Op sommige dagen bedel ik. Bedelen ja. Erg hé? En dat terwijl we allemaal broeders en zusters zijn. Roemenië hoort net als Bulgarije namelijk gewoon bij de EU. Ik bedoel maar. Snapt u het nog? Het levert overigens wel genoeg op, dat met de pet rondgaan. Zeker zestig euro per dag. Dat is bijna een maandsalaris in mijn geboortestreek.

Mijn vrouw vindt mijn zakkenrollerij maar niks. Te weinig contact met de mensen, zegt ze. Zij zit in het kettingrukken: iemand de weg vragen, als dankjewel een knuffel geven, en vliegensvlug alle sieraden weggrissen. Dat werkt vooral bij oude mensen. Easy peasy, zeg maar. Soms heeft ze geen zin in social talk en rukt ze gewoon de sieraden af. Anders gaat het toch maar naar hun kleinkinderen.
Nog een jaartje, dan kunnen we een huis in ons vaderland betalen. Cash hé. Je denkt toch niet dat ik mijn leven lang ga sappelen met zoveel talent? De truttigheid.

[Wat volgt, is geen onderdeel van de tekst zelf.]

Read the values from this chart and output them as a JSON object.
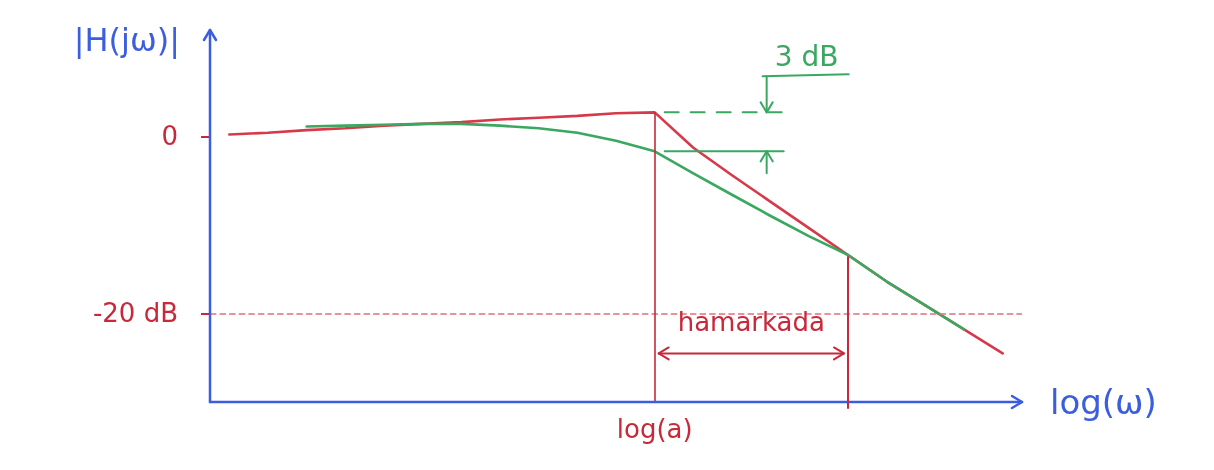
{
  "chart_data": {
    "type": "line",
    "xlabel": "log(ω)",
    "ylabel": "|H(jω)|",
    "annotations": [
      "3 dB",
      "hamarkada"
    ],
    "categories": [
      null,
      null,
      null,
      null,
      null,
      null,
      null,
      null,
      null,
      null,
      null,
      "log(a)",
      null,
      null,
      null,
      null,
      null,
      null,
      null,
      null,
      null
    ],
    "series": [
      {
        "color": "#d63a4a",
        "values": [
          0.2,
          0.4,
          0.7,
          0.9,
          1.2,
          1.4,
          1.6,
          1.9,
          2.1,
          2.3,
          2.6,
          2.7,
          -1.3,
          -4.4,
          -7.4,
          -10.4,
          -13.4,
          -16.4,
          -19.1,
          -21.8,
          -24.5
        ]
      },
      {
        "color": "#3aa860",
        "values": [
          null,
          null,
          1.1,
          1.2,
          1.3,
          1.4,
          1.4,
          1.2,
          0.9,
          0.4,
          -0.5,
          -1.7,
          -4.2,
          -6.6,
          -9.0,
          -11.3,
          -13.4,
          -16.4,
          -19.1,
          -21.8,
          null
        ]
      }
    ],
    "ylim": [
      -30,
      12
    ],
    "yticks": [
      0,
      {
        "value": -20,
        "label": "-20 dB"
      }
    ],
    "ref_lines": [
      {
        "axis": "y",
        "value": -20,
        "color": "#e0707c",
        "line_style": "dashed"
      },
      {
        "axis": "x",
        "value": "log(a)",
        "color": "#c8283a"
      }
    ],
    "marker": "none"
  }
}
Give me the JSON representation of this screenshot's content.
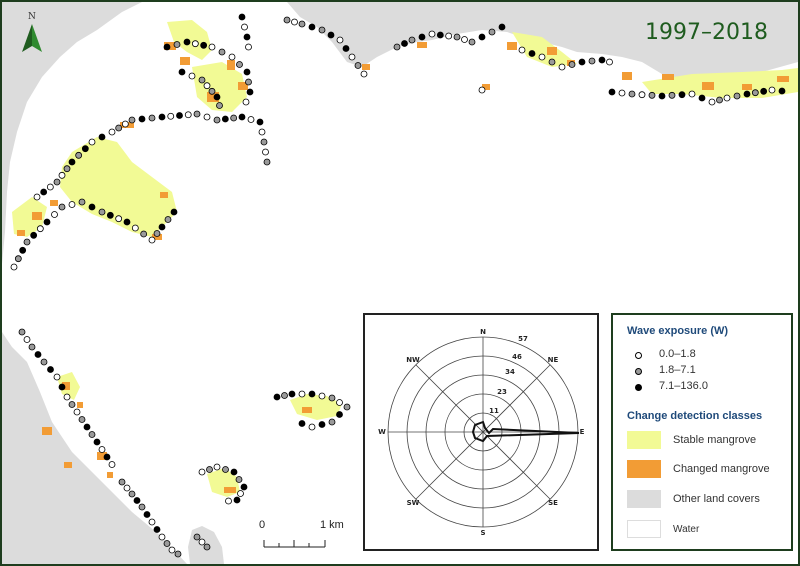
{
  "map": {
    "title": "1997–2018",
    "north_label": "N",
    "scale": {
      "start": "0",
      "end": "1 km"
    },
    "colors": {
      "stable": "#f2fa95",
      "changed": "#f29c35",
      "other": "#dcdcdc",
      "water": "#ffffff",
      "frame": "#1e3d1e",
      "title": "#1f5c1f"
    },
    "icons": [
      "north-arrow-icon",
      "wave-exposure-point-icon"
    ]
  },
  "wind_rose": {
    "rings": [
      "11",
      "23",
      "34",
      "46",
      "57"
    ],
    "directions": [
      "N",
      "NE",
      "E",
      "SE",
      "S",
      "SW",
      "W",
      "NW"
    ]
  },
  "legend": {
    "wave_title": "Wave exposure (W)",
    "wave_classes": [
      {
        "label": "0.0–1.8",
        "fill": "#ffffff"
      },
      {
        "label": "1.8–7.1",
        "fill": "#9a9a9a"
      },
      {
        "label": "7.1–136.0",
        "fill": "#000000"
      }
    ],
    "change_title": "Change detection classes",
    "change_classes": [
      {
        "label": "Stable mangrove",
        "color": "#f2fa95"
      },
      {
        "label": "Changed mangrove",
        "color": "#f29c35"
      },
      {
        "label": "Other land covers",
        "color": "#dcdcdc"
      },
      {
        "label": "Water",
        "color": "#ffffff"
      }
    ]
  }
}
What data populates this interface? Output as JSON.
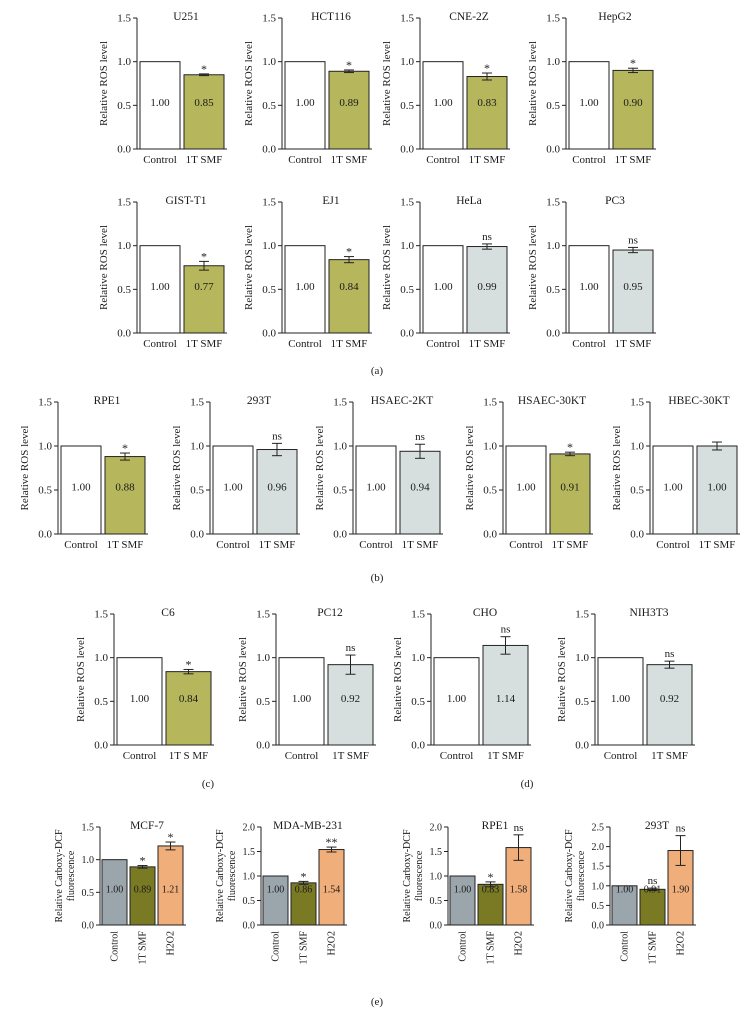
{
  "colors": {
    "control_white": "#ffffff",
    "green": "#b6b75d",
    "grey_light": "#d7dfde",
    "control_grey": "#9aa6ab",
    "olive": "#7b7a24",
    "orange": "#f0ae7a"
  },
  "panel_labels": {
    "a": "(a)",
    "b": "(b)",
    "c": "(c)",
    "d": "(d)",
    "e": "(e)"
  },
  "chart_data": [
    {
      "id": "U251",
      "type": "bar",
      "title": "U251",
      "ylabel": "Relative ROS level",
      "ylim": [
        0,
        1.5
      ],
      "yticks": [
        "0.0",
        "0.5",
        "1.0",
        "1.5"
      ],
      "categories": [
        "Control",
        "1T SMF"
      ],
      "values": [
        1.0,
        0.85
      ],
      "value_labels": [
        "1.00",
        "0.85"
      ],
      "errors": [
        0,
        0.01
      ],
      "sig": [
        "",
        "*"
      ],
      "colors": [
        "control_white",
        "green"
      ]
    },
    {
      "id": "HCT116",
      "type": "bar",
      "title": "HCT116",
      "ylabel": "Relative ROS level",
      "ylim": [
        0,
        1.5
      ],
      "yticks": [
        "0.0",
        "0.5",
        "1.0",
        "1.5"
      ],
      "categories": [
        "Control",
        "1T SMF"
      ],
      "values": [
        1.0,
        0.89
      ],
      "value_labels": [
        "1.00",
        "0.89"
      ],
      "errors": [
        0,
        0.015
      ],
      "sig": [
        "",
        "*"
      ],
      "colors": [
        "control_white",
        "green"
      ]
    },
    {
      "id": "CNE-2Z",
      "type": "bar",
      "title": "CNE-2Z",
      "ylabel": "Relative ROS level",
      "ylim": [
        0,
        1.5
      ],
      "yticks": [
        "0.0",
        "0.5",
        "1.0",
        "1.5"
      ],
      "categories": [
        "Control",
        "1T SMF"
      ],
      "values": [
        1.0,
        0.83
      ],
      "value_labels": [
        "1.00",
        "0.83"
      ],
      "errors": [
        0,
        0.04
      ],
      "sig": [
        "",
        "*"
      ],
      "colors": [
        "control_white",
        "green"
      ]
    },
    {
      "id": "HepG2",
      "type": "bar",
      "title": "HepG2",
      "ylabel": "Relative ROS level",
      "ylim": [
        0,
        1.5
      ],
      "yticks": [
        "0.0",
        "0.5",
        "1.0",
        "1.5"
      ],
      "categories": [
        "Control",
        "1T SMF"
      ],
      "values": [
        1.0,
        0.9
      ],
      "value_labels": [
        "1.00",
        "0.90"
      ],
      "errors": [
        0,
        0.025
      ],
      "sig": [
        "",
        "*"
      ],
      "colors": [
        "control_white",
        "green"
      ]
    },
    {
      "id": "GIST-T1",
      "type": "bar",
      "title": "GIST-T1",
      "ylabel": "Relative ROS level",
      "ylim": [
        0,
        1.5
      ],
      "yticks": [
        "0.0",
        "0.5",
        "1.0",
        "1.5"
      ],
      "categories": [
        "Control",
        "1T SMF"
      ],
      "values": [
        1.0,
        0.77
      ],
      "value_labels": [
        "1.00",
        "0.77"
      ],
      "errors": [
        0,
        0.05
      ],
      "sig": [
        "",
        "*"
      ],
      "colors": [
        "control_white",
        "green"
      ]
    },
    {
      "id": "EJ1",
      "type": "bar",
      "title": "EJ1",
      "ylabel": "Relative ROS level",
      "ylim": [
        0,
        1.5
      ],
      "yticks": [
        "0.0",
        "0.5",
        "1.0",
        "1.5"
      ],
      "categories": [
        "Control",
        "1T SMF"
      ],
      "values": [
        1.0,
        0.84
      ],
      "value_labels": [
        "1.00",
        "0.84"
      ],
      "errors": [
        0,
        0.035
      ],
      "sig": [
        "",
        "*"
      ],
      "colors": [
        "control_white",
        "green"
      ]
    },
    {
      "id": "HeLa",
      "type": "bar",
      "title": "HeLa",
      "ylabel": "Relative ROS level",
      "ylim": [
        0,
        1.5
      ],
      "yticks": [
        "0.0",
        "0.5",
        "1.0",
        "1.5"
      ],
      "categories": [
        "Control",
        "1T SMF"
      ],
      "values": [
        1.0,
        0.99
      ],
      "value_labels": [
        "1.00",
        "0.99"
      ],
      "errors": [
        0,
        0.03
      ],
      "sig": [
        "",
        "ns"
      ],
      "colors": [
        "control_white",
        "grey_light"
      ]
    },
    {
      "id": "PC3",
      "type": "bar",
      "title": "PC3",
      "ylabel": "Relative ROS level",
      "ylim": [
        0,
        1.5
      ],
      "yticks": [
        "0.0",
        "0.5",
        "1.0",
        "1.5"
      ],
      "categories": [
        "Control",
        "1T SMF"
      ],
      "values": [
        1.0,
        0.95
      ],
      "value_labels": [
        "1.00",
        "0.95"
      ],
      "errors": [
        0,
        0.03
      ],
      "sig": [
        "",
        "ns"
      ],
      "colors": [
        "control_white",
        "grey_light"
      ]
    },
    {
      "id": "RPE1",
      "type": "bar",
      "title": "RPE1",
      "ylabel": "Relative ROS level",
      "ylim": [
        0,
        1.5
      ],
      "yticks": [
        "0.0",
        "0.5",
        "1.0",
        "1.5"
      ],
      "categories": [
        "Control",
        "1T SMF"
      ],
      "values": [
        1.0,
        0.88
      ],
      "value_labels": [
        "1.00",
        "0.88"
      ],
      "errors": [
        0,
        0.04
      ],
      "sig": [
        "",
        "*"
      ],
      "colors": [
        "control_white",
        "green"
      ]
    },
    {
      "id": "293T",
      "type": "bar",
      "title": "293T",
      "ylabel": "Relative ROS level",
      "ylim": [
        0,
        1.5
      ],
      "yticks": [
        "0.0",
        "0.5",
        "1.0",
        "1.5"
      ],
      "categories": [
        "Control",
        "1T SMF"
      ],
      "values": [
        1.0,
        0.96
      ],
      "value_labels": [
        "1.00",
        "0.96"
      ],
      "errors": [
        0,
        0.07
      ],
      "sig": [
        "",
        "ns"
      ],
      "colors": [
        "control_white",
        "grey_light"
      ]
    },
    {
      "id": "HSAEC-2KT",
      "type": "bar",
      "title": "HSAEC-2KT",
      "ylabel": "Relative ROS level",
      "ylim": [
        0,
        1.5
      ],
      "yticks": [
        "0.0",
        "0.5",
        "1.0",
        "1.5"
      ],
      "categories": [
        "Control",
        "1T SMF"
      ],
      "values": [
        1.0,
        0.94
      ],
      "value_labels": [
        "1.00",
        "0.94"
      ],
      "errors": [
        0,
        0.08
      ],
      "sig": [
        "",
        "ns"
      ],
      "colors": [
        "control_white",
        "grey_light"
      ]
    },
    {
      "id": "HSAEC-30KT",
      "type": "bar",
      "title": "HSAEC-30KT",
      "ylabel": "Relative ROS level",
      "ylim": [
        0,
        1.5
      ],
      "yticks": [
        "0.0",
        "0.5",
        "1.0",
        "1.5"
      ],
      "categories": [
        "Control",
        "1T SMF"
      ],
      "values": [
        1.0,
        0.91
      ],
      "value_labels": [
        "1.00",
        "0.91"
      ],
      "errors": [
        0,
        0.02
      ],
      "sig": [
        "",
        "*"
      ],
      "colors": [
        "control_white",
        "green"
      ]
    },
    {
      "id": "HBEC-30KT",
      "type": "bar",
      "title": "HBEC-30KT",
      "ylabel": "Relative ROS level",
      "ylim": [
        0,
        1.5
      ],
      "yticks": [
        "0.0",
        "0.5",
        "1.0",
        "1.5"
      ],
      "categories": [
        "Control",
        "1T SMF"
      ],
      "values": [
        1.0,
        1.0
      ],
      "value_labels": [
        "1.00",
        "1.00"
      ],
      "errors": [
        0,
        0.045
      ],
      "sig": [
        "",
        ""
      ],
      "colors": [
        "control_white",
        "grey_light"
      ]
    },
    {
      "id": "C6",
      "type": "bar",
      "title": "C6",
      "ylabel": "Relative ROS level",
      "ylim": [
        0,
        1.5
      ],
      "yticks": [
        "0.0",
        "0.5",
        "1.0",
        "1.5"
      ],
      "categories": [
        "Control",
        "1T S MF"
      ],
      "values": [
        1.0,
        0.84
      ],
      "value_labels": [
        "1.00",
        "0.84"
      ],
      "errors": [
        0,
        0.025
      ],
      "sig": [
        "",
        "*"
      ],
      "colors": [
        "control_white",
        "green"
      ]
    },
    {
      "id": "PC12",
      "type": "bar",
      "title": "PC12",
      "ylabel": "Relative ROS level",
      "ylim": [
        0,
        1.5
      ],
      "yticks": [
        "0.0",
        "0.5",
        "1.0",
        "1.5"
      ],
      "categories": [
        "Control",
        "1T SMF"
      ],
      "values": [
        1.0,
        0.92
      ],
      "value_labels": [
        "1.00",
        "0.92"
      ],
      "errors": [
        0,
        0.11
      ],
      "sig": [
        "",
        "ns"
      ],
      "colors": [
        "control_white",
        "grey_light"
      ]
    },
    {
      "id": "CHO",
      "type": "bar",
      "title": "CHO",
      "ylabel": "Relative ROS level",
      "ylim": [
        0,
        1.5
      ],
      "yticks": [
        "0.0",
        "0.5",
        "1.0",
        "1.5"
      ],
      "categories": [
        "Control",
        "1T SMF"
      ],
      "values": [
        1.0,
        1.14
      ],
      "value_labels": [
        "1.00",
        "1.14"
      ],
      "errors": [
        0,
        0.1
      ],
      "sig": [
        "",
        "ns"
      ],
      "colors": [
        "control_white",
        "grey_light"
      ]
    },
    {
      "id": "NIH3T3",
      "type": "bar",
      "title": "NIH3T3",
      "ylabel": "Relative ROS level",
      "ylim": [
        0,
        1.5
      ],
      "yticks": [
        "0.0",
        "0.5",
        "1.0",
        "1.5"
      ],
      "categories": [
        "Control",
        "1T SMF"
      ],
      "values": [
        1.0,
        0.92
      ],
      "value_labels": [
        "1.00",
        "0.92"
      ],
      "errors": [
        0,
        0.04
      ],
      "sig": [
        "",
        "ns"
      ],
      "colors": [
        "control_white",
        "grey_light"
      ]
    },
    {
      "id": "MCF-7",
      "type": "bar",
      "title": "MCF-7",
      "ylabel": [
        "Relative Carboxy-DCF",
        "fluorescence"
      ],
      "ylim": [
        0,
        1.5
      ],
      "yticks": [
        "0.0",
        "0.5",
        "1.0",
        "1.5"
      ],
      "categories": [
        "Control",
        "1T SMF",
        "H2O2"
      ],
      "values": [
        1.0,
        0.89,
        1.21
      ],
      "value_labels": [
        "1.00",
        "0.89",
        "1.21"
      ],
      "errors": [
        0,
        0.02,
        0.06
      ],
      "sig": [
        "",
        "*",
        "*"
      ],
      "colors": [
        "control_grey",
        "olive",
        "orange"
      ]
    },
    {
      "id": "MDA-MB-231",
      "type": "bar",
      "title": "MDA-MB-231",
      "ylabel": [
        "Relative Carboxy-DCF",
        "fluorescence"
      ],
      "ylim": [
        0,
        2.0
      ],
      "yticks": [
        "0.0",
        "0.5",
        "1.0",
        "1.5",
        "2.0"
      ],
      "categories": [
        "Control",
        "1T SMF",
        "H2O2"
      ],
      "values": [
        1.0,
        0.86,
        1.54
      ],
      "value_labels": [
        "1.00",
        "0.86",
        "1.54"
      ],
      "errors": [
        0,
        0.03,
        0.05
      ],
      "sig": [
        "",
        "*",
        "**"
      ],
      "colors": [
        "control_grey",
        "olive",
        "orange"
      ]
    },
    {
      "id": "RPE1-e",
      "type": "bar",
      "title": "RPE1",
      "ylabel": [
        "Relative Carboxy-DCF",
        "fluorescence"
      ],
      "ylim": [
        0,
        2.0
      ],
      "yticks": [
        "0.0",
        "0.5",
        "1.0",
        "1.5",
        "2.0"
      ],
      "categories": [
        "Control",
        "1T SMF",
        "H2O2"
      ],
      "values": [
        1.0,
        0.83,
        1.58
      ],
      "value_labels": [
        "1.00",
        "0.83",
        "1.58"
      ],
      "errors": [
        0,
        0.05,
        0.26
      ],
      "sig": [
        "",
        "*",
        "ns"
      ],
      "colors": [
        "control_grey",
        "olive",
        "orange"
      ]
    },
    {
      "id": "293T-e",
      "type": "bar",
      "title": "293T",
      "ylabel": [
        "Relative Carboxy-DCF",
        "fluorescence"
      ],
      "ylim": [
        0,
        2.5
      ],
      "yticks": [
        "0.0",
        "0.5",
        "1.0",
        "1.5",
        "2.0",
        "2.5"
      ],
      "categories": [
        "Control",
        "1T SMF",
        "H2O2"
      ],
      "values": [
        1.0,
        0.91,
        1.9
      ],
      "value_labels": [
        "1.00",
        "0.91",
        "1.90"
      ],
      "errors": [
        0,
        0.03,
        0.38
      ],
      "sig": [
        "",
        "ns",
        "ns"
      ],
      "colors": [
        "control_grey",
        "olive",
        "orange"
      ]
    }
  ]
}
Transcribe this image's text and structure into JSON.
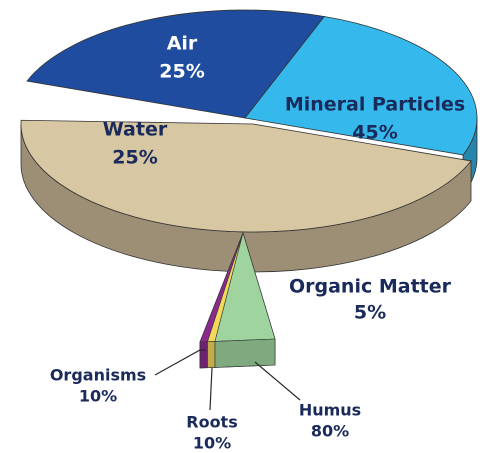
{
  "chart_data": {
    "type": "pie",
    "categories": [
      "Air",
      "Water",
      "Mineral Particles",
      "Organic Matter"
    ],
    "values": [
      25,
      25,
      45,
      5
    ],
    "value_labels": [
      "25%",
      "25%",
      "45%",
      "5%"
    ],
    "colors": [
      "#1f4c9e",
      "#35b9ec",
      "#d8c7a3",
      "#93cf93"
    ],
    "breakdown": {
      "categories": [
        "Organisms",
        "Roots",
        "Humus"
      ],
      "values": [
        10,
        10,
        80
      ],
      "value_labels": [
        "10%",
        "10%",
        "80%"
      ],
      "colors": [
        "#8a2a8c",
        "#f3d85c",
        "#9fd49f"
      ]
    }
  }
}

Ik ben geen tiepje dat van negen tot vijf kan werken. Ik heb vrijheid nodig. Mijn eigen tijd indelen, geen werkdruk en geen verantwoording aan een baas. Samen boterhammen met leverworst eten in een kantine: de gruwel. Nee, dan is dit stukken beter. Vandaag bijvoorbeeld lig ik lekker in het zonnetje na mijn harde werk op de Gaypride. Ik kon het even niet meer opbrengen na drie dagen keihard stelen uit roze netkousen en leren broekjes. Vandaag heb ik dus een baaldag. Even bijkomen ja. Mag ik?"